DID stands for Direct Inward Dialling. It's the actual phone number that callers dial to reach your business. You don't need one per staff member. You need one per inbound number you want to publish. Most businesses have one main number, sometimes a second line or fax number. Additional DIDs let callers reach specific departments or individuals directly if you set up direct extension numbers. DID numbers are typically $2-5/month each from AU SIP trunk providers, charged in addition to channel fees.
Can I port my existing business phone number to a SIP trunk provider?
Yes, in most cases. Number porting in Australia is governed by ACMA regulations, and all licensed carriers must accept porting requests. The process typically takes 5-10 business days from a standard geographic number. Your existing service stays active during the porting period and cutover happens at a specific time on the agreed porting date. 1300 and 1800 numbers have a separate porting process managed through the Telecommunications Industry Ombudsman framework. Confirm porting capability and timelines with your new SIP trunk provider before signing up.
Do I need a static IP address for SIP trunking?
It depends on the provider. Some require IP-based authentication where your PBX's public IP is whitelisted on the provider's firewall. If your business internet has a dynamic IP (which changes periodically), this creates a problem. Other providers support registration-based SIP authentication where your PBX registers with a username and password, which works fine with dynamic IPs. Ask your provider which authentication method they use before assuming you need a static IP. Most AU-focused SIP providers support registration-based auth specifically because many business internet services in Australia have dynamic IPs.
What happens to my phone system if my internet goes down?
SIP trunks depend entirely on your internet connection. If your connection drops, all calls over SIP trunks stop working. To mitigate this, you have several options. First, provision a 4G/5G failover router that automatically activates when your primary NBN connection fails. Second, set up call forwarding on your SIP trunk to divert calls to mobile numbers during an outage. Most AU SIP trunk providers support emergency call diversion that can be activated from a web portal even if your PBX is unreachable. Third, ensure your VOIP phones are on a UPS so they stay powered during a brief power outage rather than compounding a double failure.
Can I use a SIP trunk provider to get a 1300 number?
Yes. Most Australian SIP trunk providers can provision 1300 and 1800 numbers in addition to standard geographic DIDs. 1300 numbers route calls from across Australia to your nominated answer point, with the caller paying local call rates. 1800 numbers are free for the caller. Both are provisioned and managed by the SIP trunk provider. Pricing for 1300/1800 numbers varies: there's usually a monthly service fee (~$10-30) plus per-minute inbound call rates that differ from standard DID rates. Confirm 1300/1800 support and pricing with your provider if this is a requirement.

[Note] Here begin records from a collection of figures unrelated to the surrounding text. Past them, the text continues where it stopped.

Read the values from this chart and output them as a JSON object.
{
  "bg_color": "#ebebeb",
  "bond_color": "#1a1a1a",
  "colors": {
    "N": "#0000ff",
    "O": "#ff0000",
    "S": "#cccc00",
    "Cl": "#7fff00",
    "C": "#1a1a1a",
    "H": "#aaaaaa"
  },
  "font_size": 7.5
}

What is the difference between a SIP trunk and a hosted VOIP service?
A SIP trunk is just the connection layer between your own PBX and the public phone network. You own the PBX software and hardware. The SIP trunk provider supplies the channel capacity and phone numbers, and carries the calls. A hosted VOIP service (hosted PBX) is the complete package: the provider runs the PBX software in their data centre, you just add phones. Hosted VOIP requires less technical knowledge and no PBX infrastructure. SIP trunking gives you more control and potentially lower cost at scale, but requires someone to manage the PBX. Most Australian SMBs with under 20 seats are better served by hosted VOIP unless they have a specific reason to run their own PBX.